Answer: To make beef-taco casserole, you'll need:
1 lb. hamburg, 1 medium onion, chopped, 1- 15 12 oz. can kidney beans, 1- 8 oz. can tomato sauce, 2 tsp. chili powder, 12 tsp
Further questions: what is healthy in that recipe?

Query 2: what is healthy in that recipe?


Answer: Healthy beef casserole can be made with any beef you can find, but the best thing is to use a beef chuck that is lean, flavorful and flavorful. A low-fat, low-sodium, high-protein, low-carb, high-fiber, low-glycemic, high-fiber, whole-grain beef chuck will do the trick.
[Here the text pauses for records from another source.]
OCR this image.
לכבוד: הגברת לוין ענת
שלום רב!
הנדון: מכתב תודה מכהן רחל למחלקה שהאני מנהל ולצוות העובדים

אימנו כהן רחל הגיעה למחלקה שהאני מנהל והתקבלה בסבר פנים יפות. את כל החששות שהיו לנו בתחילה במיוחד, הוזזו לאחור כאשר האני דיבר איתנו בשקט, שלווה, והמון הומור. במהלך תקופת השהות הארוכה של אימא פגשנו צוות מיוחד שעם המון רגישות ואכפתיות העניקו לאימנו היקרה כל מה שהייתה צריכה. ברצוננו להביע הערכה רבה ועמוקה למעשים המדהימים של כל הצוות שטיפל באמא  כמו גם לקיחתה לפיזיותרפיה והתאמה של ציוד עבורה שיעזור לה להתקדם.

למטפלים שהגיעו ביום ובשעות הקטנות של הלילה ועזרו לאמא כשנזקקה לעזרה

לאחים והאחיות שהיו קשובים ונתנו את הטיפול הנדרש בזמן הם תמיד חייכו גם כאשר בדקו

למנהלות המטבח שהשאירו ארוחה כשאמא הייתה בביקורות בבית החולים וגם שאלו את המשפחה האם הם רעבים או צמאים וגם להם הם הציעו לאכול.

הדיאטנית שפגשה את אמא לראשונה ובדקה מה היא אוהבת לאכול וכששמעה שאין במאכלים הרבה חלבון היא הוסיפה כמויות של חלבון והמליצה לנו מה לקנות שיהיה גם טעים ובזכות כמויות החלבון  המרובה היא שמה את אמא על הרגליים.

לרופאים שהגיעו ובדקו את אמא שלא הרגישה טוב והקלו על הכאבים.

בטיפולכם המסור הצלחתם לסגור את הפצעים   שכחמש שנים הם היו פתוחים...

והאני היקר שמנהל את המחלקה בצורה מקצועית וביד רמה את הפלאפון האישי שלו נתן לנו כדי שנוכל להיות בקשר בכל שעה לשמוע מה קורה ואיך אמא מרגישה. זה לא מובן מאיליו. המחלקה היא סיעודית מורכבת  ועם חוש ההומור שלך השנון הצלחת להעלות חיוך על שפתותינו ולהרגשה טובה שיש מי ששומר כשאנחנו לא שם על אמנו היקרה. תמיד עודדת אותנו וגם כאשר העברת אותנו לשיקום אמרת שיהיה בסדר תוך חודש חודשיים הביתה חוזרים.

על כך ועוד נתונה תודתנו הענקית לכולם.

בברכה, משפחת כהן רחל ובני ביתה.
If you're making a low-fat, low-sodium, high-protein, low-carb, low-fat, whole-grain beef casserole, it can also be made with whole-grain beef, but that would be better with a whole-grain base like brown rice or quinoa.

If you're making a low-fat, low-sodium, high-protein, low-car

This is a friendly reminder - the current text generation call has exceeded the model's predefined maximum length (1024). Depending on the model, you may observe exceptions, performance degradation, or nothing at all.


AcceleratorError: CUDA error: device-side assert triggered
Search for `cudaErrorAssert' in https://docs.nvidia.com/cuda/cuda-runtime-api/group__CUDART__TYPES.html for more information.
Compile with `TORCH_USE_CUDA_DSA` to enable device-side assertions.